To address this issue, the International Seminar “RespiraMi,” organized by Fondazione Menarini and the Environmental Research Group (ERG) of Imperial College London, represents an important moment of meeting and exchange among international experts to present the results of research on air pollution carried out in recent years and update knowledge on achievements.

The conference, titled “Recent Advances on Air Pollution and Health,” will take place in Milan on February 29 and March 1 and will see Francesco Forastiere, Sergio A. Harari, Michal Krzyzanowski, and Pier Mannuccio Mannucci as chairmen. The first day of the seminar will focus on the relationships between air pollution and health, exploring the scientific connections between pollution and cardiovascular, respiratory, cancer, neurological, and mental diseases.
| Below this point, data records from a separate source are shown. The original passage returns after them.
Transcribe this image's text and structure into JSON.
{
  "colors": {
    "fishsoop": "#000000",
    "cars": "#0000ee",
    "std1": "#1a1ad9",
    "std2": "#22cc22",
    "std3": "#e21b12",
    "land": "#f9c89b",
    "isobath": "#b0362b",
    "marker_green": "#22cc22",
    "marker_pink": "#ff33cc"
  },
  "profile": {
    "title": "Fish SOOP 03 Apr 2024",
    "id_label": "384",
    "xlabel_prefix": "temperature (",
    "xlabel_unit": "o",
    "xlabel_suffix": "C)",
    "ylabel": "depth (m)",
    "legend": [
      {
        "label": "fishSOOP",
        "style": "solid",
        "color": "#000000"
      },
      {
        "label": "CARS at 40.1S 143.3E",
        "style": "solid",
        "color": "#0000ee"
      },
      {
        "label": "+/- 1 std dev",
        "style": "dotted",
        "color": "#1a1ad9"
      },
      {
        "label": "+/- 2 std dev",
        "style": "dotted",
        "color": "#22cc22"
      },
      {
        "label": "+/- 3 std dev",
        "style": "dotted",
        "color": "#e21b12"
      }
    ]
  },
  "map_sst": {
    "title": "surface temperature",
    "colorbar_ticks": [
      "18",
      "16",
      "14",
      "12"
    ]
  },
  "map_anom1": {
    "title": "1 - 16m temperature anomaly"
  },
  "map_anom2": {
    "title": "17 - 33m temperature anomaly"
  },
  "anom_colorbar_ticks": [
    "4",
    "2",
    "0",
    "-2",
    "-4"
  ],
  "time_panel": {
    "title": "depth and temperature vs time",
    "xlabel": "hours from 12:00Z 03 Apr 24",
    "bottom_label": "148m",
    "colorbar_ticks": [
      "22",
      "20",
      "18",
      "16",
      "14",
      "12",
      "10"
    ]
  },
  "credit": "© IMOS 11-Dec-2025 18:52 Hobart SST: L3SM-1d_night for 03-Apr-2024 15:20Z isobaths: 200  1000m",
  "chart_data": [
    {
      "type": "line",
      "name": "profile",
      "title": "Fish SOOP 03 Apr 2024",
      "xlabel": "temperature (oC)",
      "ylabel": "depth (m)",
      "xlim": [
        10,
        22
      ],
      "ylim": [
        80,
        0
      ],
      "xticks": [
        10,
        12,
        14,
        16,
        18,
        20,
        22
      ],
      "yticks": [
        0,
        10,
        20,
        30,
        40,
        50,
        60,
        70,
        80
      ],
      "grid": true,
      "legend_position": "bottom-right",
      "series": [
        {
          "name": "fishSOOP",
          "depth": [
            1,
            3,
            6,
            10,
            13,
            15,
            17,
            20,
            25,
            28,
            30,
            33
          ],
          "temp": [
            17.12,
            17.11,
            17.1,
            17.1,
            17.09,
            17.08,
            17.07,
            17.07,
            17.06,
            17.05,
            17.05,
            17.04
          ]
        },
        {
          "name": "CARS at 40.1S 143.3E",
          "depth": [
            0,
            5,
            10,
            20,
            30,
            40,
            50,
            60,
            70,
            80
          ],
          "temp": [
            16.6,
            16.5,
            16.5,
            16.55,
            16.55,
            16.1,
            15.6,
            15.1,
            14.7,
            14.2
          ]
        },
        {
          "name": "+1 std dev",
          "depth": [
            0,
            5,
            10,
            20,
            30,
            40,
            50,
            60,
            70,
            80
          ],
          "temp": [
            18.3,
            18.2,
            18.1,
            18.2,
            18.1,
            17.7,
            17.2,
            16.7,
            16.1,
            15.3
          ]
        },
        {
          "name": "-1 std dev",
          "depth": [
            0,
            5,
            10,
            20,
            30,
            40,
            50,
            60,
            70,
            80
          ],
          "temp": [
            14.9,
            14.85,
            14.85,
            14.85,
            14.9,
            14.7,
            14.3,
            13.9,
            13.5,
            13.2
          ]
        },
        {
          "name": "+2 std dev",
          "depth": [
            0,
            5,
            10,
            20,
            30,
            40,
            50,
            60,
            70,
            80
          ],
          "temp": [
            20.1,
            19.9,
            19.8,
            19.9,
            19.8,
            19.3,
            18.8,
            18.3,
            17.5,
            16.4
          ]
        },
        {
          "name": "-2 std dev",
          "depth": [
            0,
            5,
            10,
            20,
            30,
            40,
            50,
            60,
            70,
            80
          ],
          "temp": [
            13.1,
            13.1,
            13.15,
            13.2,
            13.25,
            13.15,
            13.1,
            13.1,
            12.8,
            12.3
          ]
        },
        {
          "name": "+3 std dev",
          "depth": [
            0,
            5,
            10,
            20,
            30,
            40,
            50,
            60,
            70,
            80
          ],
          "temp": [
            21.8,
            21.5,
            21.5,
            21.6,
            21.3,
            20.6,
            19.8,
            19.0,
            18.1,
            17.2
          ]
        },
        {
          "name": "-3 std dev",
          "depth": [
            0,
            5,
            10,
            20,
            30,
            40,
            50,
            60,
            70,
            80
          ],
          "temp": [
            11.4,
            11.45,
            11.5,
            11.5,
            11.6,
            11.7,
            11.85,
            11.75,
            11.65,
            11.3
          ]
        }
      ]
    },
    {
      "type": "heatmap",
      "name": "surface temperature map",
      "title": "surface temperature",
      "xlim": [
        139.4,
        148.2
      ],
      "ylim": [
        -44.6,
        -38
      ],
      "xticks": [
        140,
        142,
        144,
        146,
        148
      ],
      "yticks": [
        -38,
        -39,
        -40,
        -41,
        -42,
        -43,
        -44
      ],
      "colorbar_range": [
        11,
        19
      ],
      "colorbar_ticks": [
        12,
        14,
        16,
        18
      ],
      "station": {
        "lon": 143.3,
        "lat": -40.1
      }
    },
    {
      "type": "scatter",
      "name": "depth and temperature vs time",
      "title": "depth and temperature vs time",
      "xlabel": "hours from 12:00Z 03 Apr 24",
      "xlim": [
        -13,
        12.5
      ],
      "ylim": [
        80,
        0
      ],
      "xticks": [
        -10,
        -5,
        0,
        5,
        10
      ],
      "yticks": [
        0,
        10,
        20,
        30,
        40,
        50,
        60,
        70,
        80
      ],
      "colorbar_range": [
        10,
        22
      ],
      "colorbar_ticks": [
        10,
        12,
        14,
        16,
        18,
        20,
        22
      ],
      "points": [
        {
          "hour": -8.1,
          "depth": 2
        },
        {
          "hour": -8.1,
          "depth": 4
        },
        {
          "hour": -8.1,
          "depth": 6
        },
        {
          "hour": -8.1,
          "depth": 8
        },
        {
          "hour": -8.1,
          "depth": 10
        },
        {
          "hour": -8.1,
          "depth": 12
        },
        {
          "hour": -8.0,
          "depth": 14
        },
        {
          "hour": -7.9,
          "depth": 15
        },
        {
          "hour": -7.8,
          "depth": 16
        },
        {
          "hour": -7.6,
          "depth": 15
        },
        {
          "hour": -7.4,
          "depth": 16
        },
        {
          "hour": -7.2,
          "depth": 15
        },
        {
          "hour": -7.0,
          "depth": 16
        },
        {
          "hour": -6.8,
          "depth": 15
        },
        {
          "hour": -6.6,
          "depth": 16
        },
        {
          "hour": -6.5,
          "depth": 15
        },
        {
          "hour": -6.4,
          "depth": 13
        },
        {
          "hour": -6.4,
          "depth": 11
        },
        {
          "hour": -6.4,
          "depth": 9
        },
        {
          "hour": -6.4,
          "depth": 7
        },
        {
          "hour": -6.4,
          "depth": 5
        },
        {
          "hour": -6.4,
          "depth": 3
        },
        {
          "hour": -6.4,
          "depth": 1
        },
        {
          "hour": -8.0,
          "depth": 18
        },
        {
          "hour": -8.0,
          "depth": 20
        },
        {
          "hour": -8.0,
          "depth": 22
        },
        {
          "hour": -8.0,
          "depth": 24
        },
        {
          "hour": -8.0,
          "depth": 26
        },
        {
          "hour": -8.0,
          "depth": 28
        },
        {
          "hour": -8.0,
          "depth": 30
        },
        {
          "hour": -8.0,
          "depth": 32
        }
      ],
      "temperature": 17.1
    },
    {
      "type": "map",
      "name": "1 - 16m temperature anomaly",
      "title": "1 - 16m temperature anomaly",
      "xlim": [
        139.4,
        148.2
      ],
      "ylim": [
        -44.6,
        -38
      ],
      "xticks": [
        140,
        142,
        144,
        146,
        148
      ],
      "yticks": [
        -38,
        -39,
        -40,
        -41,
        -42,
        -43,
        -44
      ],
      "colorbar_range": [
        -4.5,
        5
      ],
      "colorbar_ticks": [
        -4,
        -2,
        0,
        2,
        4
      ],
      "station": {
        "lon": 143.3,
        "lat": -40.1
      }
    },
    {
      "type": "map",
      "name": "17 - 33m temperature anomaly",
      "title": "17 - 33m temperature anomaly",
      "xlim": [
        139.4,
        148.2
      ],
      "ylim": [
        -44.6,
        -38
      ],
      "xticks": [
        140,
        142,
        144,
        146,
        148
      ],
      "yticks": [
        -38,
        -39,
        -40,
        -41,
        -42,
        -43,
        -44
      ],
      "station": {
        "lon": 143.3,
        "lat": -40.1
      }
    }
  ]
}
The second day will address specific research on air pollution in Italy, with a focus on the Po Valley, and will discuss actions taken by the European Union and the United Kingdom to reduce health risks resulting from pollution.

In its fifth edition, the International Seminar “RespiraMi” is an opportunity to respond to the challenging problem of air pollution with dialogue and the active search for concrete solutions, in the hope of ensuring a better future where the air we breathe is no longer a threat to our health.